Jin’s opening line was an instant classic: “Every summer Lin Kong returned to Goose Village to divorce his wife, Shuyu.” Frustrated by his arranged marriage to an ungainly peasant, embarrassed by the backwardness of her tiny bound feet, Lin falls for a brassy young nurse at the military hospital where he works as a doctor, far from home. But rules laid down by communist bureaucrats and village busybodies conspire to block him from either leaving his loveless marriage or consummating his affair, until he has been separated for 18 years. By the time Lin is done dutifully waiting, happiness has tragically eluded everyone.

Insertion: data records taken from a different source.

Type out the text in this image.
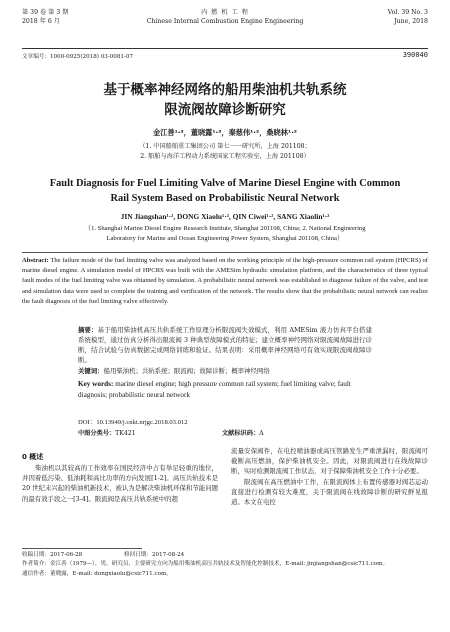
第 39 卷 第 3 期
2018 年 6 月
内 燃 机 工 程
Chinese Internal Combustion Engine Engineering
Vol. 39 No. 3
June, 2018
文章编号：1000-0925(2018) 03-0081-07	390040
基于概率神经网络的船用柴油机共轨系统
限流阀故障诊断研究
金江善¹·²，董晓露¹·²，秦慈伟¹·²，桑晓林¹·²
（1. 中国船舶重工集团公司 第七一一研究所，上海 201108；
2. 船舶与海洋工程动力系统国家工程实验室，上海 201108）
Fault Diagnosis for Fuel Limiting Valve of Marine Diesel Engine with Common
Rail System Based on Probabilistic Neural Network
JIN Jiangshan¹·², DONG Xiaolu¹·², QIN Ciwei¹·², SANG Xiaolin¹·²
（1. Shanghai Marine Diesel Engine Research Institute, Shanghai 201108, China; 2. National Engineering
Laboratory for Marine and Ocean Engineering Power System, Shanghai 201108, China）
Abstract: The failure mode of the fuel limiting valve was analyzed based on the working principle of the high-pressure common rail system (HPCRS) of marine diesel engine. A simulation model of HPCRS was built with the AMESim hydraulic simulation platform, and the characteristics of three typical fault modes of the fuel limiting valve was obtained by simulation. A probabilistic neural network was established to diagnose failure of the valve, and test and simulation data were used to complete the training and verification of the network. The results show that the probabilistic neural network can realize the fault diagnosis of the fuel limiting valve effectively.
摘要：基于船用柴油机高压共轨系统工作原理分析限流阀失效模式，利用 AMESim 液力仿真平台搭建系统模型，通过仿真分析得出限流阀 3 种典型故障模式的特征；建立概率神经网络对限流阀故障进行诊断，结合试验与仿真数据完成网络训练和验证。结果表明：采用概率神经网络可有效实现限流阀故障诊断。
关键词：船用柴油机；共轨系统；限流阀；故障诊断；概率神经网络
Key words: marine diesel engine; high pressure common rail system; fuel limiting valve; fault diagnosis; probabilistic neural network
DOI：10.13949/j.cnki.nrjgc.2018.03.012
中图分类号：TK421	文献标识码：A
0 概述
柴油机以其较高的工作效率在国民经济中占有举足轻重的地位，并因着低污染、低油耗和高比功率的方向发展[1-2]。高压共轨技术是 20 世纪末兴起的柴油机新技术，被认为是解决柴油机环保和节能问题的最有效手段之一[3-4]。限流阀是高压共轨系统中的超

流量安保阀件，在电控喷油器或高压管路发生严重泄漏时，限流阀可截断高压燃油，保护柴油机安全。因此，对限流阀进行在线故障诊断，实时检测限流阀工作状态，对于保障柴油机安全工作十分必要。

限流阀在高压燃油中工作，在限流阀体上布置传感器对阀芯运动直接进行检测有较大难度，关于限流阀在线故障诊断的研究鲜见报道。本文在电控

收稿日期：2017-06-28	修回日期：2017-08-24
作者简介：金江善（1979—），男，研究员，主要研究方向为船用柴油机高压共轨技术及智能化控制技术，E-mail: jinjiangshan@csic711.com。
通信作者：董晓露，E-mail: dongxiaolu@csic711.com。
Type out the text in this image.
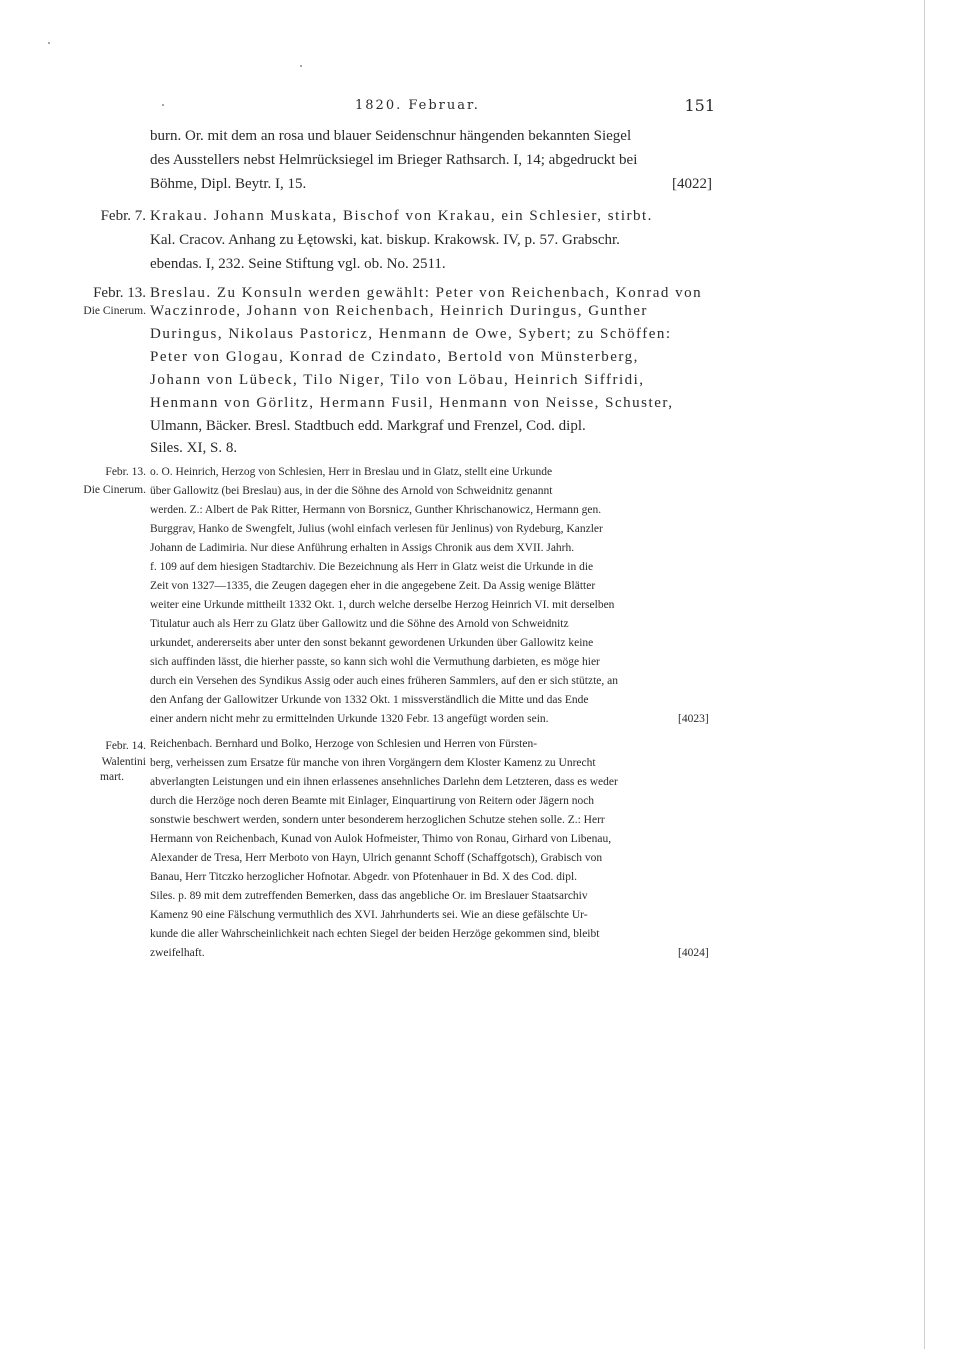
1820. Februar.	151
burn. Or. mit dem an rosa und blauer Seidenschnur hängenden bekannten Siegel
des Ausstellers nebst Helmrücksiegel im Brieger Rathsarch. I, 14; abgedruckt bei
Böhme, Dipl. Beytr. I, 15.	[4022]
Febr. 7. Krakau. Johann Muskata, Bischof von Krakau, ein Schlesier, stirbt.
Kal. Cracov. Anhang zu Łętowski, kat. biskup. Krakowsk. IV, p. 57. Grabschr.
ebendas. I, 232. Seine Stiftung vgl. ob. No. 2511.
Febr. 13.
Die Cinerum.
Breslau. Zu Konsuln werden gewählt: Peter von Reichenbach, Konrad von
Waczinrode, Johann von Reichenbach, Heinrich Duringus, Gunther
Duringus, Nikolaus Pastoricz, Henmann de Owe, Sybert; zu Schöffen:
Peter von Glogau, Konrad de Czindato, Bertold von Münsterberg,
Johann von Lübeck, Tilo Niger, Tilo von Löbau, Heinrich Siffridi,
Henmann von Görlitz, Hermann Fusil, Henmann von Neisse, Schuster,
Ulmann, Bäcker. Bresl. Stadtbuch edd. Markgraf und Frenzel, Cod. dipl.
Siles. XI, S. 8.
Febr. 13.
Die Cinerum.
o. O. Heinrich, Herzog von Schlesien, Herr in Breslau und in Glatz, stellt eine Urkunde
über Gallowitz (bei Breslau) aus, in der die Söhne des Arnold von Schweidnitz genannt
werden. Z.: Albert de Pak Ritter, Hermann von Borsnicz, Gunther Khrischanowicz, Hermann gen.
Burggrav, Hanko de Swengfelt, Julius (wohl einfach verlesen für Jenlinus) von Rydeburg, Kanzler
Johann de Ladimiria. Nur diese Anführung erhalten in Assigs Chronik aus dem XVII. Jahrh.
f. 109 auf dem hiesigen Stadtarchiv. Die Bezeichnung als Herr in Glatz weist die Urkunde in die
Zeit von 1327—1335, die Zeugen dagegen eher in die angegebene Zeit. Da Assig wenige Blätter
weiter eine Urkunde mittheilt 1332 Okt. 1, durch welche derselbe Herzog Heinrich VI. mit derselben
Titulatur auch als Herr zu Glatz über Gallowitz und die Söhne des Arnold von Schweidnitz
urkundet, andererseits aber unter den sonst bekannt gewordenen Urkunden über Gallowitz keine
sich auffinden lässt, die hierher passte, so kann sich wohl die Vermuthung darbieten, es möge hier
durch ein Versehen des Syndikus Assig oder auch eines früheren Sammlers, auf den er sich stützte, an
den Anfang der Gallowitzer Urkunde von 1332 Okt. 1 missverständlich die Mitte und das Ende
einer andern nicht mehr zu ermittelnden Urkunde 1320 Febr. 13 angefügt worden sein.	[4023]
Febr. 14.
Walentini
mart.
Reichenbach. Bernhard und Bolko, Herzoge von Schlesien und Herren von Fürsten-
berg, verheissen zum Ersatze für manche von ihren Vorgängern dem Kloster Kamenz zu Unrecht
abverlangten Leistungen und ein ihnen erlassenes ansehnliches Darlehn dem Letzteren, dass es weder
durch die Herzöge noch deren Beamte mit Einlager, Einquartirung von Reitern oder Jägern noch
sonstwie beschwert werden, sondern unter besonderem herzoglichen Schutze stehen solle. Z.: Herr
Hermann von Reichenbach, Kunad von Aulok Hofmeister, Thimo von Ronau, Girhard von Libenau,
Alexander de Tresa, Herr Merboto von Hayn, Ulrich genannt Schoff (Schaffgotsch), Grabisch von
Banau, Herr Titczko herzoglicher Hofnotar. Abgedr. von Pfotenhauer in Bd. X des Cod. dipl.
Siles. p. 89 mit dem zutreffenden Bemerken, dass das angebliche Or. im Breslauer Staatsarchiv
Kamenz 90 eine Fälschung vermuthlich des XVI. Jahrhunderts sei. Wie an diese gefälschte Ur-
kunde die aller Wahrscheinlichkeit nach echten Siegel der beiden Herzöge gekommen sind, bleibt
zweifelhaft.	[4024]
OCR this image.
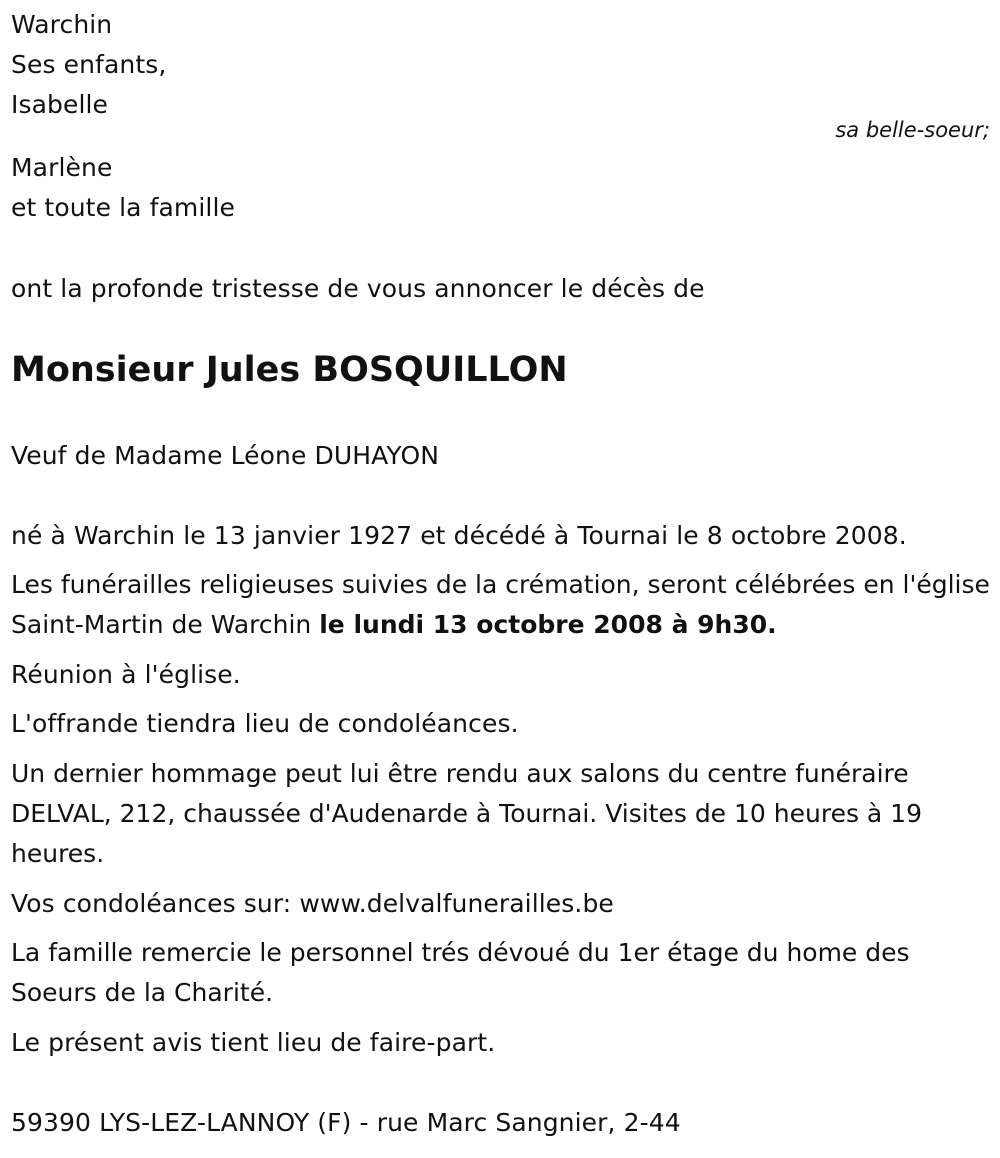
Warchin
Ses enfants,
Isabelle
sa belle-soeur;
Marlène
et toute la famille
ont la profonde tristesse de vous annoncer le décès de
Monsieur Jules BOSQUILLON
Veuf de Madame Léone DUHAYON
né à Warchin le 13 janvier 1927 et décédé à Tournai le 8 octobre 2008.
Les funérailles religieuses suivies de la crémation, seront célébrées en l'église Saint-Martin de Warchin le lundi 13 octobre 2008 à 9h30.
Réunion à l'église.
L'offrande tiendra lieu de condoléances.
Un dernier hommage peut lui être rendu aux salons du centre funéraire DELVAL, 212, chaussée d'Audenarde à Tournai. Visites de 10 heures à 19 heures.
Vos condoléances sur: www.delvalfunerailles.be
La famille remercie le personnel trés dévoué du 1er étage du home des Soeurs de la Charité.
Le présent avis tient lieu de faire-part.
59390 LYS-LEZ-LANNOY (F) - rue Marc Sangnier, 2-44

The author says he could not have written this story in China. After the 1989 Tiananmen massacre, Jin abandoned plans to return to China, and now keeps in touch with his parents only by phone. “I exist now only in English,” says Jin. He is an associate professor of English at Emory University in Atlanta, all his works are in English and America has given him a critical, “distant” perspective on China. Although Lin, the character, comes to see how communism has made him an emotional “sleepwalker,” few real-life Chinese reach such an understanding, says Jin. Despite the sexual revolution that has swept China since Jin left, he believes the Chinese still must neuter their passions to endure communism. His future novels will examine the immigrant experience, which was tougher than anything he faced in the Chinese Army. America is not about endless waiting, says Jin; it is about scrambling to survive.